Nada de anormal, pois , todas as suas amigas , internas da clínica , lhe diziam ser assim mesmo... Maridos eram necessários, afinal , não ficava bem a solteirice , oficial, passado dos 30... Homens eram outra estória...! Algumas tinham a sorte de se casarem com esses espécimes raros. Eram invejadas , e, lá na clínica , eram chamadas de "esposinhas". Alguns vudus traziam os nomes dessas "antipáticas" bordados em linha-de-seda vermelha. Os alfinetes, elas encontravam na cesta de lixo hospitalar, comumente chamado de refugo.E o gosto, ainda assim, parecia querer aumentar. Na ânsia de tentar acabar com a tortura, lembrou de um pedaço de chocolate -velho e ressecado- que uma de suas amigas contrabandeara para dentro da clínica. Aquele pedaço lhe fora reservado, e estava escondido , sob o quadro de seu diploma ,que , estava "pregado" na parede do quarto.Tomou coragem, e mastigou um pedaço. O gosto ruim pareceu diminuir. Comeu outro. E mais outro... Até que, tanto o gosto amargo, quanto o chocolate acabaram...Entre feliz e assustada, ela , então , percebera que não havia tido alucinações. O relógio marcava, pontualmente, o horário de sempre. O vai-e-vem da rua estava como sempre. Mesmo os pássaros teimavam em voar ... Tudo normal. Sem problemas.Então pôde perceber que havia vivido errado. E que nem o chocolate havia sido o vilão. Apenas achou o gosto do chocolate bom no passado. E , que em meio à saladas e dietas, apenas vivera... Assim... Como suas amigas de quarto... Sem gosto de chocolate para lhes adoçar a boca. Sem motivos para celebrar essas curas... Afinal, a doença que lhes unia, era, simplesmente não terem tido nem sorte, tampouco coragem, para engordar , ao sabor de uma barra-de-chocolate.Chocolate engorda... E viver vicia....
8 comentários:
Que delícia! Essa crônica deixou um gostinho de quero mais.Excelente!
Belo conto... Senti um deja vú, mas coisa boa é assim mesmo, fica a impressão de já havermos encontrado anteriormente.

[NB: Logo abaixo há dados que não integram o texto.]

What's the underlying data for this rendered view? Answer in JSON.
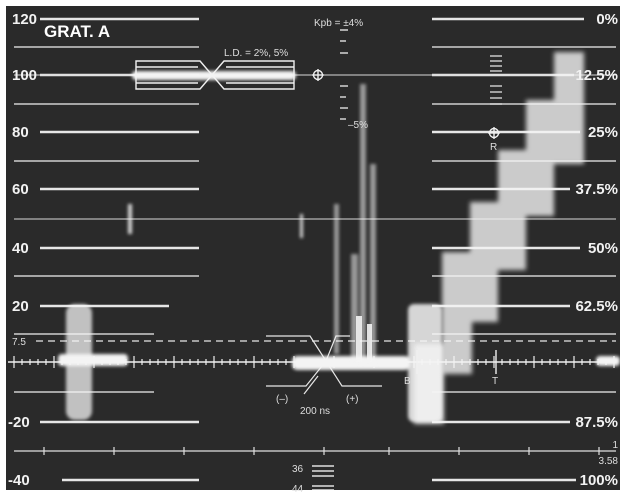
{
  "graticule": {
    "title": "GRAT. A",
    "left_scale": [
      "120",
      "100",
      "80",
      "60",
      "40",
      "20",
      "7.5",
      "-20",
      "-40"
    ],
    "right_scale": [
      "0%",
      "12.5%",
      "25%",
      "37.5%",
      "50%",
      "62.5%",
      "87.5%",
      "100%"
    ],
    "right_extra": [
      "1",
      "3.58"
    ],
    "top_marker": "Kpb = ±4%",
    "kpb_minus": "–5%",
    "ld_label": "L.D. = 2%, 5%",
    "timing_label": "200 ns",
    "sign_minus": "(–)",
    "sign_plus": "(+)",
    "bottom_marks": [
      "36",
      "44"
    ],
    "marker_letters": [
      "R",
      "B",
      "T"
    ]
  },
  "colors": {
    "screen": "#2a2a2a",
    "trace": "#f4f4f4",
    "graticule_line": "#e6e6e6",
    "border": "#ffffff"
  }
}
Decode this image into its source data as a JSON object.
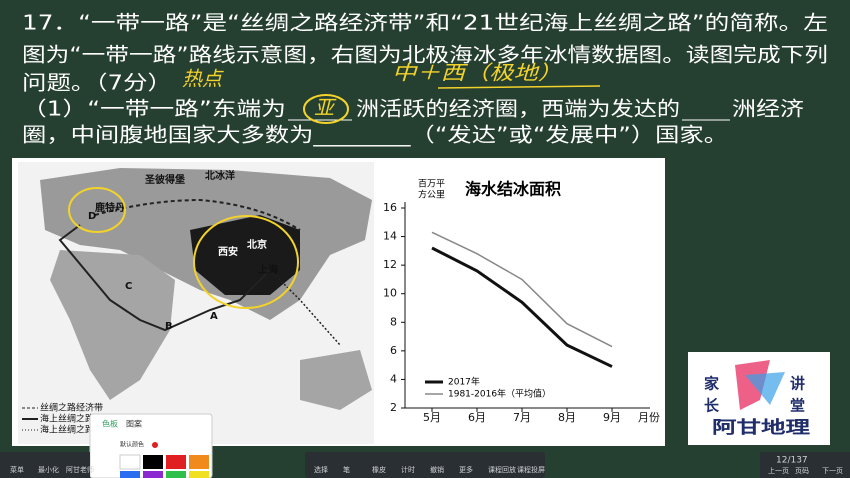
{
  "question": {
    "line1": "17．“一带一路”是“丝绸之路经济带”和“21世纪海上丝绸之路”的简称。左",
    "line2": "图为“一带一路”路线示意图，右图为北极海冰多年冰情数据图。读图完成下列",
    "line3": "问题。（7分）",
    "line4a": "（1）“一带一路”东端为",
    "line4b": "洲活跃的经济圈，西端为发达的",
    "line4c": "洲经济",
    "line5": "圈，中间腹地国家大多数为________（“发达”或“发展中”）国家。",
    "handwriting": [
      "热点",
      "中＋西（极地）",
      "亚"
    ]
  },
  "map": {
    "labels": [
      "圣彼得堡",
      "北冰洋",
      "鹿特丹",
      "D",
      "西安",
      "北京",
      "上海",
      "C",
      "B",
      "A"
    ],
    "legend": [
      "丝绸之路经济带",
      "海上丝绸之路",
      "海上丝绸之路"
    ]
  },
  "chart_data": {
    "type": "line",
    "title": "海水结冰面积",
    "ylabel": [
      "百万平",
      "方公里"
    ],
    "xlabel": "月份",
    "categories": [
      "5月",
      "6月",
      "7月",
      "8月",
      "9月"
    ],
    "series": [
      {
        "name": "2017年",
        "color": "#111111",
        "values": [
          13.2,
          11.6,
          9.4,
          6.4,
          4.9
        ]
      },
      {
        "name": "1981-2016年（平均值）",
        "color": "#888888",
        "values": [
          14.3,
          12.8,
          11.0,
          7.9,
          6.3
        ]
      }
    ],
    "ylim": [
      2,
      16
    ],
    "yticks": [
      2,
      4,
      6,
      8,
      10,
      12,
      14,
      16
    ]
  },
  "logo": {
    "chars": [
      "家",
      "长",
      "讲",
      "堂"
    ],
    "name": "阿甘地理"
  },
  "palette": {
    "tabs": [
      "色板",
      "图案"
    ],
    "label": "默认颜色"
  },
  "toolbar": {
    "left": [
      "菜单",
      "最小化",
      "阿甘老师"
    ],
    "center": [
      "选择",
      "笔",
      "橡皮",
      "计时",
      "撤销",
      "更多",
      "课程回放",
      "课程投屏"
    ],
    "page": "12/137",
    "nav": [
      "上一页",
      "页码",
      "下一页"
    ]
  }
}
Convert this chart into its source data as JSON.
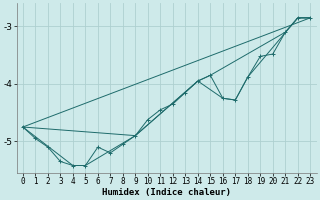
{
  "xlabel": "Humidex (Indice chaleur)",
  "background_color": "#ceeaea",
  "grid_color": "#aed0d0",
  "line_color": "#1e6b6b",
  "xlim": [
    -0.5,
    23.5
  ],
  "ylim": [
    -5.55,
    -2.6
  ],
  "yticks": [
    -5,
    -4,
    -3
  ],
  "xticks": [
    0,
    1,
    2,
    3,
    4,
    5,
    6,
    7,
    8,
    9,
    10,
    11,
    12,
    13,
    14,
    15,
    16,
    17,
    18,
    19,
    20,
    21,
    22,
    23
  ],
  "main_series": [
    [
      0,
      -4.75
    ],
    [
      1,
      -4.95
    ],
    [
      2,
      -5.1
    ],
    [
      3,
      -5.35
    ],
    [
      4,
      -5.42
    ],
    [
      5,
      -5.42
    ],
    [
      6,
      -5.1
    ],
    [
      7,
      -5.2
    ],
    [
      8,
      -5.05
    ],
    [
      9,
      -4.9
    ],
    [
      10,
      -4.62
    ],
    [
      11,
      -4.45
    ],
    [
      12,
      -4.35
    ],
    [
      13,
      -4.15
    ],
    [
      14,
      -3.95
    ],
    [
      15,
      -3.85
    ],
    [
      16,
      -4.25
    ],
    [
      17,
      -4.28
    ],
    [
      18,
      -3.88
    ],
    [
      19,
      -3.52
    ],
    [
      20,
      -3.48
    ],
    [
      21,
      -3.1
    ],
    [
      22,
      -2.85
    ],
    [
      23,
      -2.85
    ]
  ],
  "straight_line": [
    [
      0,
      -4.75
    ],
    [
      23,
      -2.85
    ]
  ],
  "upper_line": [
    [
      0,
      -4.75
    ],
    [
      9,
      -4.9
    ],
    [
      14,
      -3.95
    ],
    [
      15,
      -3.85
    ],
    [
      21,
      -3.1
    ],
    [
      22,
      -2.85
    ],
    [
      23,
      -2.85
    ]
  ],
  "lower_line": [
    [
      0,
      -4.75
    ],
    [
      4,
      -5.42
    ],
    [
      5,
      -5.42
    ],
    [
      9,
      -4.9
    ],
    [
      14,
      -3.95
    ],
    [
      16,
      -4.25
    ],
    [
      17,
      -4.28
    ],
    [
      18,
      -3.88
    ],
    [
      22,
      -2.85
    ],
    [
      23,
      -2.85
    ]
  ]
}
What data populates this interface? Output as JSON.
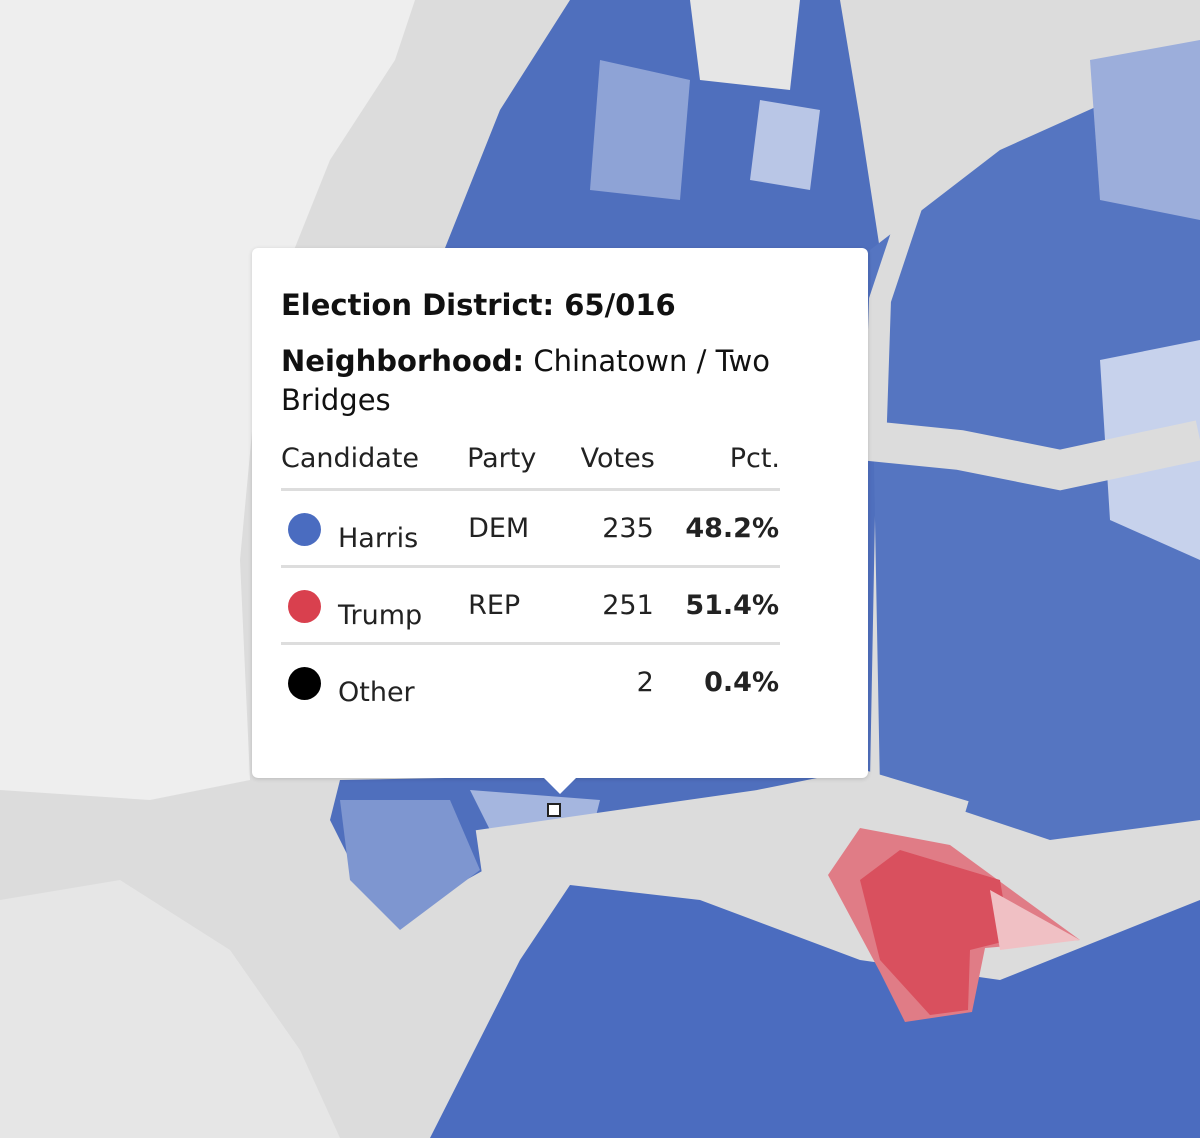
{
  "tooltip": {
    "district_label": "Election District:",
    "district": "65/016",
    "neighborhood_label": "Neighborhood:",
    "neighborhood": "Chinatown / Two Bridges",
    "columns": [
      "Candidate",
      "Party",
      "Votes",
      "Pct."
    ],
    "rows": [
      {
        "candidate": "Harris",
        "party": "DEM",
        "votes": 235,
        "pct": "48.2%",
        "color": "#4a6cc0"
      },
      {
        "candidate": "Trump",
        "party": "REP",
        "votes": 251,
        "pct": "51.4%",
        "color": "#d9404e"
      },
      {
        "candidate": "Other",
        "votes": 2,
        "pct": "0.4%",
        "color": "#000000"
      }
    ]
  }
}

Viver vicia, o problema é quando há síndrome de abstinência.
ficanapaz!
E viva o vício de viver!
Tu devias escrever mais prosa cara!
Concordo com Lama, mais prosa. Sinestésico de bom isso ai.
Eu ja conhecia do Bar e o mais surpreendente é entnder cada vez mais a tua mensagem. E tenho certeza de que teve gente muito deprimida ao ler isso, num claro flagrante de fichas caindo e carapuças vestidas.
Concordo tambem com o lameque. ESCREVA PROSAS SEMPRE!!!!!!!!!!!
q vício, meu...!
é verdade, viver vicia. Chocolate, não sei.
bjs!
Gostoso como chocolate.
Adoro chocolate, os recheados de homem, são ainda mais gostosos, engordam e viciam. Adorei!